ACTOR JOHN GARFIELD'S FINAL STRIDE FOR 'HE RAN ALL THE WAY'

John Garfield in HE RAN ALL THE WAY Year: 1951 Rating: ***1/2

The death of THE POSTMAN ALWAYS RINGS TWICE star John Garfield, especially for rabid fans of Film Noir, is that of a martyr; if ever there was a martyr caused by the Hollywood Blacklist, it's Garfield...

And fpr those who rely on fiction over fact, happening upon a "classic old movie" without knowing a backstory on the actor on screen, sadly enough, John – though still tough and sturdily handsome – looked that of a man nearly finished...

Poster from HE RAN ALL THE WAY

And his desperate HE RAN ALL THE WAY criminal has only one buddy left – who ain't around for long: Like many slowburn b-cime melodramas, RAN begins in full stride and then progressively mellows. On the run for killing a cop – dogging his heels right after a heist gone extremely wrong – Garfield's Nick Robey meets the ingenue, a different sort of love interest: and neither seem that interested at all...

Or at least not really since what ends up a one man DESPERATE HOURS is tight and suspenseful. Perhaps because the meager budget couldn't allow any distractions, the story goes in a neat straight line. And Shelly Winters as Peggy looks a bit too old to be living at home – making it a real surprise for our man who seems more outright bitter than ambiguous, lethal than vulnerable, and he rarely shows a reposeful side to completely fit the Noir template, as far as the "Leading Guilt-Ridden Crook" is concerned...

Wallace Ford, Selena Royle, Shelley Winters & John Garfield in He Ran All The Way

Beyond the troubles of being wanted on the street, with the law moving in on every corner outside, it's how Robey settles into a normal, standard life that winds up a hybrid of edgy and eerie. He has more to learn from the preachy (and somewhat irritating) blue collar father than our stock starlet – most roles by Winters couldn't be "played by anyone" but not in this case: Then again, the same might be said of Garfield's somewhat average turn...

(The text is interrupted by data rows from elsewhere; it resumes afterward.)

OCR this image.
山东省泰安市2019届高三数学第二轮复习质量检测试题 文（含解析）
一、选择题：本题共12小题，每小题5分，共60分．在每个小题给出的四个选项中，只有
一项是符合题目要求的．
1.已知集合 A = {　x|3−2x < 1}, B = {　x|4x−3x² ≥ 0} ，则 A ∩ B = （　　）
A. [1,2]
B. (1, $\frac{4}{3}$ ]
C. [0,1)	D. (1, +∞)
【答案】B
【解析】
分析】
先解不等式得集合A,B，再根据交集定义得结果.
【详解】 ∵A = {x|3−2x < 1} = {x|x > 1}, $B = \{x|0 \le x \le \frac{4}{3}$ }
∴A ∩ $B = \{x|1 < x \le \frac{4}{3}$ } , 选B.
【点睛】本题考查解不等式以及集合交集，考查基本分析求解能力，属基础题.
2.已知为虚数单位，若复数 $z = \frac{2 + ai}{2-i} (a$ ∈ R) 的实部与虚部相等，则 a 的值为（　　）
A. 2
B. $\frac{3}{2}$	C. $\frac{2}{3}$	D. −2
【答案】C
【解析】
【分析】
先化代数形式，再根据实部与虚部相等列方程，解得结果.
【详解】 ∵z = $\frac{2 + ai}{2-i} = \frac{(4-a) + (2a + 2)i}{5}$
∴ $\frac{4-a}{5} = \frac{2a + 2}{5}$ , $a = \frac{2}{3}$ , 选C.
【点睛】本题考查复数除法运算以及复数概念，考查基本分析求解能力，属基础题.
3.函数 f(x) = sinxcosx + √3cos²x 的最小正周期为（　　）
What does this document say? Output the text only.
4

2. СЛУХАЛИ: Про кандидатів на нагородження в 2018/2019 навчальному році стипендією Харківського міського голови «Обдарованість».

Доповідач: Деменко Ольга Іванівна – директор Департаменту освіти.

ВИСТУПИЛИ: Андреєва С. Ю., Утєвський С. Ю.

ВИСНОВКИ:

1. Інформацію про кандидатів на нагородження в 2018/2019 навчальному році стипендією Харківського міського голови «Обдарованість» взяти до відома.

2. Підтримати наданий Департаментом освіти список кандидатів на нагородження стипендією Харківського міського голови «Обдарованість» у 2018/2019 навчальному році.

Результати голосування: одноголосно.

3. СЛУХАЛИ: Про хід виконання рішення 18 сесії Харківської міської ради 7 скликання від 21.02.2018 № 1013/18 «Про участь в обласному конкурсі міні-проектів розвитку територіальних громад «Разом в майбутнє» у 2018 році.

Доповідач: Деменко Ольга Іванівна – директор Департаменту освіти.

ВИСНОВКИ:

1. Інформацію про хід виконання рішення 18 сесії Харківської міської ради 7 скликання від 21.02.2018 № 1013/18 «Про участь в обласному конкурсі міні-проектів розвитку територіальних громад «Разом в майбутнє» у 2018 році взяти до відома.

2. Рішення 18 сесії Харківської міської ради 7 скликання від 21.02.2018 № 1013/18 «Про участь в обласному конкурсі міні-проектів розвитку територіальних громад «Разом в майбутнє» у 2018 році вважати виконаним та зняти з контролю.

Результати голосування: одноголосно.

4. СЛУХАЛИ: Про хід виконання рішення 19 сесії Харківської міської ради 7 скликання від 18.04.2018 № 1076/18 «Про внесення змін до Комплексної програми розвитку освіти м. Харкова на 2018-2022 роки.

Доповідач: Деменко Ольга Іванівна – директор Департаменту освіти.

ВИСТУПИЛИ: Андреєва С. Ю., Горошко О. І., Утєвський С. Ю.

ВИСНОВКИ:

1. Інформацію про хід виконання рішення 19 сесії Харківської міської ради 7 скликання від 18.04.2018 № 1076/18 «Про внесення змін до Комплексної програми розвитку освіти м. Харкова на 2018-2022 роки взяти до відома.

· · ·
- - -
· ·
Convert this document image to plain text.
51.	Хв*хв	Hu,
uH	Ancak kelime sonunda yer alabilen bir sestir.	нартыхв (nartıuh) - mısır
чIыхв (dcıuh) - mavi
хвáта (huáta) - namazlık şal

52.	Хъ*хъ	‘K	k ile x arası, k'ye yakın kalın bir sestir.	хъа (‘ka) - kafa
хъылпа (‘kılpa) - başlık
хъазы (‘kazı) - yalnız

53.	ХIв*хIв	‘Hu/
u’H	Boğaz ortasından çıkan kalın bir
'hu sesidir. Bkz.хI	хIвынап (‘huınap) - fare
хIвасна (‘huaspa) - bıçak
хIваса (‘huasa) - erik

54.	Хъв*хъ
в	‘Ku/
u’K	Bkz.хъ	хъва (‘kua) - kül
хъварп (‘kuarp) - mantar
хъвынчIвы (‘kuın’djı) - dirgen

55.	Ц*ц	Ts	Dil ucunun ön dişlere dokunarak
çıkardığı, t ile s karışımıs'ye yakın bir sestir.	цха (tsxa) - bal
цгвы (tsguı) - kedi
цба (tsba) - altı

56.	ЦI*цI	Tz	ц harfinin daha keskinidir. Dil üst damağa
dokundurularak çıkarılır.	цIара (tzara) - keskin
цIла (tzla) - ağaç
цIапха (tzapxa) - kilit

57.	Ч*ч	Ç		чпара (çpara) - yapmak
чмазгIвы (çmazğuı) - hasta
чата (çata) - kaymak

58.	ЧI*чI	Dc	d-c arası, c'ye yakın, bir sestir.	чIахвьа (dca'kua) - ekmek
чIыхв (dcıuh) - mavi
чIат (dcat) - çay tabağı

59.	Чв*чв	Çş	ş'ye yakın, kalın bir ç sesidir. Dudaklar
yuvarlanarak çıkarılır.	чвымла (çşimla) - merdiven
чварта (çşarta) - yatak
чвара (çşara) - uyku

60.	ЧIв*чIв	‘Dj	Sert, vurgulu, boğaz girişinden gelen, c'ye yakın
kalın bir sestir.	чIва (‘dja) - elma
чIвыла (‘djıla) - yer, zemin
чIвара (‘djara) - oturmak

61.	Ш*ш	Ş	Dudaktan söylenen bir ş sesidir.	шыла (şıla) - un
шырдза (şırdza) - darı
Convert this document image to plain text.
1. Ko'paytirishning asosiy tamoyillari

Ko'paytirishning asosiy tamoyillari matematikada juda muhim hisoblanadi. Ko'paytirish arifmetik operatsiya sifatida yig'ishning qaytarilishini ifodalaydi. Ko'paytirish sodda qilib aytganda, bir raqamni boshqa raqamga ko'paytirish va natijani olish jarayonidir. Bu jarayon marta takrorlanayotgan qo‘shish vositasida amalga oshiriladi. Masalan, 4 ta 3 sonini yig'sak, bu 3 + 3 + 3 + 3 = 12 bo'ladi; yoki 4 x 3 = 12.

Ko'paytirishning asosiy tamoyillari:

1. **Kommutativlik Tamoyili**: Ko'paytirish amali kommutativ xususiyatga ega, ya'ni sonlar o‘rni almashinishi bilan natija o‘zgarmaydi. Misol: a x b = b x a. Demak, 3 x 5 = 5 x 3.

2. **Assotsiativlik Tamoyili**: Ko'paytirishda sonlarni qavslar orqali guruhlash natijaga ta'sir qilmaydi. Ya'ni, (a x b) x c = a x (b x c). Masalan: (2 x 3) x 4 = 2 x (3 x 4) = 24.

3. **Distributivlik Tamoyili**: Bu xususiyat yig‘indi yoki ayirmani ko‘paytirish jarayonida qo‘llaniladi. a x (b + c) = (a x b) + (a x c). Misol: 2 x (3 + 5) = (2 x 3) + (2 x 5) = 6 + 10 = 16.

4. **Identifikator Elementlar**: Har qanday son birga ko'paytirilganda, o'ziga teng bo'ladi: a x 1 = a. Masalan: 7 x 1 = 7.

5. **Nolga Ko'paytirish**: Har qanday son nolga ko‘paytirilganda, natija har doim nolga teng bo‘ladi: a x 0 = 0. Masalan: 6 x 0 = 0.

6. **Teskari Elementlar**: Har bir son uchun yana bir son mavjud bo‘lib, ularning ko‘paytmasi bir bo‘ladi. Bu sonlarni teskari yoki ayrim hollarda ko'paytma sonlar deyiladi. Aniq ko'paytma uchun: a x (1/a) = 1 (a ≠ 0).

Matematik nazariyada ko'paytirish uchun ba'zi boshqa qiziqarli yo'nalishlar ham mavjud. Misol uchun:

And yet, bringing real life into his character, and keeping in mind this was written by Dalton Trumbo, the epitome of Blacklisted screenwriters, a shattered past and doomed future that, having aged his existence, is like witnessing a typical crook fighting against conventional normality – so by his expressions and not words or actions, we realize the title could have been HE'D BEEN THERE AND BACK ALREADY, making this a grungy little Swan Song befitting an actor who was (and still is) a true Film Noir and overall Hollywood legend.